By far the largest proportion of Soane’s drawings collection consists of architectural drawings as opposed to any other genre, such as drawn portraits or landscapes. There are large groups of architectural drawings by well-known figures such as Nicholas Hawksmoor (c.1662–1736) and Sir William Chambers, as well – of course – as a great many drawings from Soane’s own architectural office. Soane’s acquisition of drawings was piecemeal and skilfully opportunistic, like much of his collecting activity. However, this did not constitute a collation of the debris from the contemporary London art market, but rather a series of carefully considered investments in the cream of the crop. The result is a drawings collection that is well balanced across a variety of periods, geographies and subject matters. The only exception to this balance within the collection is the vast office drawings collection of Robert and James Adam, which numbers 9,000 sheets and outnumbers even Soane’s own office drawings. However, it was with due thought that Soane brought the Adam drawings into his museum, having first declined their purchase and then negotiated an excellent price at which the graphic output of such an influential past architect must have been irresistible.

Together the amassed collection of drawings at the Soane Museum comprises one of the most significant in Britain. Most remain in exquisite condition as for almost two centuries they have lain largely undisturbed. It is only in recent decades – since 1995 with the creation of the museum’s first exhibition gallery – that temporary exhibitions have allowed the display of drawings to the public under carefully controlled conditions, albeit in very limited numbers.

Thanks to generous funding from the Leon Levy Foundation, since 2010 the Soane Museum has been able to create a comprehensive archive of digital photography that represents the entire drawings collection. This both facilitates scholarly cataloguing and interpretation of the drawings, allowing us all to better understand the content of this significant national asset, and it has also enabled online publication of the entire drawings collection for public benefit, giving unprecedented, free access to these fragile works without any danger of damage. But even despite all this, the wider public might not feel inclined to peruse an online catalogue without specific cause, and the drawings collection remains a largely hidden and perhaps lesser known facet of the wider collection.

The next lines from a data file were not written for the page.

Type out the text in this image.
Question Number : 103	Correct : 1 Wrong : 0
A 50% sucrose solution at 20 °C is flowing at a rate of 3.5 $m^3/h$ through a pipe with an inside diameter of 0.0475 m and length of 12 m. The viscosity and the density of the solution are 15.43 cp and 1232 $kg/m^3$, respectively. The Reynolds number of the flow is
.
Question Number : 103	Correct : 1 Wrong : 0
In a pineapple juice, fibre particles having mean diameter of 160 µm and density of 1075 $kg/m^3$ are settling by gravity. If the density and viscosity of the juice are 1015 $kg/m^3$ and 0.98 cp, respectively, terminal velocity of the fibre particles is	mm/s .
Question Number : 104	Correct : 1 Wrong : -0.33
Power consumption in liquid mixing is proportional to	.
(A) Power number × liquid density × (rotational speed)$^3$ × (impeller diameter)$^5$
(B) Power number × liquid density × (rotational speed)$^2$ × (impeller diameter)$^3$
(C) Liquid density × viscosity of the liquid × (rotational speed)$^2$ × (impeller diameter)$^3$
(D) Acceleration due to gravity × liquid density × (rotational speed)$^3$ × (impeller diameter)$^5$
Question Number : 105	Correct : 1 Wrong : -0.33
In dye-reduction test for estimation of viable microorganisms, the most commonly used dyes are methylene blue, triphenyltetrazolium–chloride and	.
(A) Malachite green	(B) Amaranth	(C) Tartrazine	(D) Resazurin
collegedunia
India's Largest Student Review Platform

It is my great privilege to work on and with Soane’s drawings collection every day and I am keen to share its riches with a wider audience. While it is not possible to illustrate even 1 per cent of Soane’s drawings collection in this publication, I hope that it will nonetheless offer the reader a glimpse of the most exceptional among the hidden masterpieces that are to be found within the drawings collection at the Soane Museum.

Joseph Michael Gandy for Sir John Soane, Various designs for Public and Private buildings 1780–1815, being an architectural composition of framed perspectives and models of designs by Sir John Soane, exhibited RA 1818, SM P87. Photograph: A.C. Cooper.

Soane office drawings

The drawings from Soane’s own architectural practice are almost as varied as the wider collection itself. Not only was he a prolific architect of pre-eminent skill, necessitating the production of seemingly endless designs for his many commissions, but he was also a teacher and prominent member of the RA, elected ARA in 1795 and RA in 1802. Soane exhibited at the RA with impressive regularity, usually with drawings of his architectural designs in the hand of Joseph Michael Gandy.